Furnace Room Lullaby may not be as twangy as The Virginian, but it's a richer, more sophisticated album, and it won high marks from a number of critics. Ann Powers of the New York Times included it on her end-of-the-year top-ten list and praised Case for "giving country a bloody punk heart." The Village Voice put the album at number 36 on its annual "Pazz & Jop" critics' poll.

Not surprisingly, the big labels have come a-courtin', a situation that has Case sounding a lot like Nancy Reagan: "You just say no. I'm too much of a control freak to go with the majors. I think it would kill me."

Indeed, Case remains loyal to Mint, which seems to have no interest in pigeonholing the singer stylistically. On the heels of Furnace Room Lullaby, the label released two widely divergent albums involving Case: The Other Women, a rollicking country album by the Corn Sisters -- Case and her friend Carolyn Mark -- recorded live at Seattle's Hattie's Hat restaurant, where Case once worked; and Mass Romantic, by the New Pornographers, which features Case and some of her Vancouver buddies doing Badfinger-style power pop. Meanwhile, Case is about halfway finished recording a new album with her Boyfriends, which this time around include several members of the eclectic Tucson band Calexico. The new collection is slated for release next April. To keep her fans satisfied, she's also put together a homemade solo album, recorded in her kitchen, called Canadian Amp. "It's kind of a love letter to Canada," she says, and features works by some of her favorite north-of-the-border songwriters. (Case is selling the disc on the road.)

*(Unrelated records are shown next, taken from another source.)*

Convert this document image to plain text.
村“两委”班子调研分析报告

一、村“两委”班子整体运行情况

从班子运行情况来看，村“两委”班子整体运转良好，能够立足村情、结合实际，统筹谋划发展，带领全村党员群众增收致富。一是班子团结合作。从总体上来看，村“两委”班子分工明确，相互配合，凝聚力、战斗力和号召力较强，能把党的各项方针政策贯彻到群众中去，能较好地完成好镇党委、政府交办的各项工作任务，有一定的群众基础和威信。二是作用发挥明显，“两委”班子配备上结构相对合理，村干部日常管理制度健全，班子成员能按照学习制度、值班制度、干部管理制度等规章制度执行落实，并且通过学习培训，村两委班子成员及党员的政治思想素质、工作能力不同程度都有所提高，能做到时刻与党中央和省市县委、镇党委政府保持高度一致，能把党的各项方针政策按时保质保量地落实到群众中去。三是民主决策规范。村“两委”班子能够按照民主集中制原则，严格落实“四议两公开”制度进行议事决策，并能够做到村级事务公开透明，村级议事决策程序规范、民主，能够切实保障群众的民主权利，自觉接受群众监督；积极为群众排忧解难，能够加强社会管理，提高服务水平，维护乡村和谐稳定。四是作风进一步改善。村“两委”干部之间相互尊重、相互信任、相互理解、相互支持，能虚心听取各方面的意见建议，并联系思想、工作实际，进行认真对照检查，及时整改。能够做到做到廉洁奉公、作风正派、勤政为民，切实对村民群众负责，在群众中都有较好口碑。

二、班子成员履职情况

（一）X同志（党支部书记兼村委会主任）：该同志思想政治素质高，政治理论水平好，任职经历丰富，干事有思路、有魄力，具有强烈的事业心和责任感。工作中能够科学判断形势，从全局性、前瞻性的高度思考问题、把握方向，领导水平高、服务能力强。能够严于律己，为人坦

So how exactly did the girl from Tacoma end up in Chicago? After The Virginian came out, Case moved to Seattle, where she quickly became part of that city's thriving music scene. But when the dot-com boom hit town, Case was kicked out of her apartment building so that it could be converted to high-price condominiums. "I have a lot of resentment toward Seattle for that," says Case, who packed her bags and moved to Chicago, where, when she's not on tour, she works as an animator by day and a bartender by night.

"I love it here," she gushes. "Seattle was a pretty soulless, money-grinding machine, so I got the hell out of there." In Chicago, Case has discovered the joys of Lake-effect snow. "It's one of the most beautiful things I've ever seen. It looks like glitter on the ground." She misses the rain-soaked Pacific Northwest, though. "Hell, yes! I love the Northwest, and I love Seattle as a city. I just don't like the politics there right now."

Case's Denver show will be her second appearance in the area: She performed at Fiddler's Green in 1998 as part of the Lilith Fair. This time around, she's hoping to hook up with an old friend from Tacoma who now lives in the Mile High City. "Could you put something in the paper about my friend Laura Woods?" Case asks nicely. "Tell her to come to the show! She was my best friend when I lived back in Tacoma, and she's totally responsible for getting me into lots of different music. She was the only other lady I'd met up to that point who was into collecting records and voraciously going to rock shows. And that kind of saved my ass. Laura Woods, where are you?"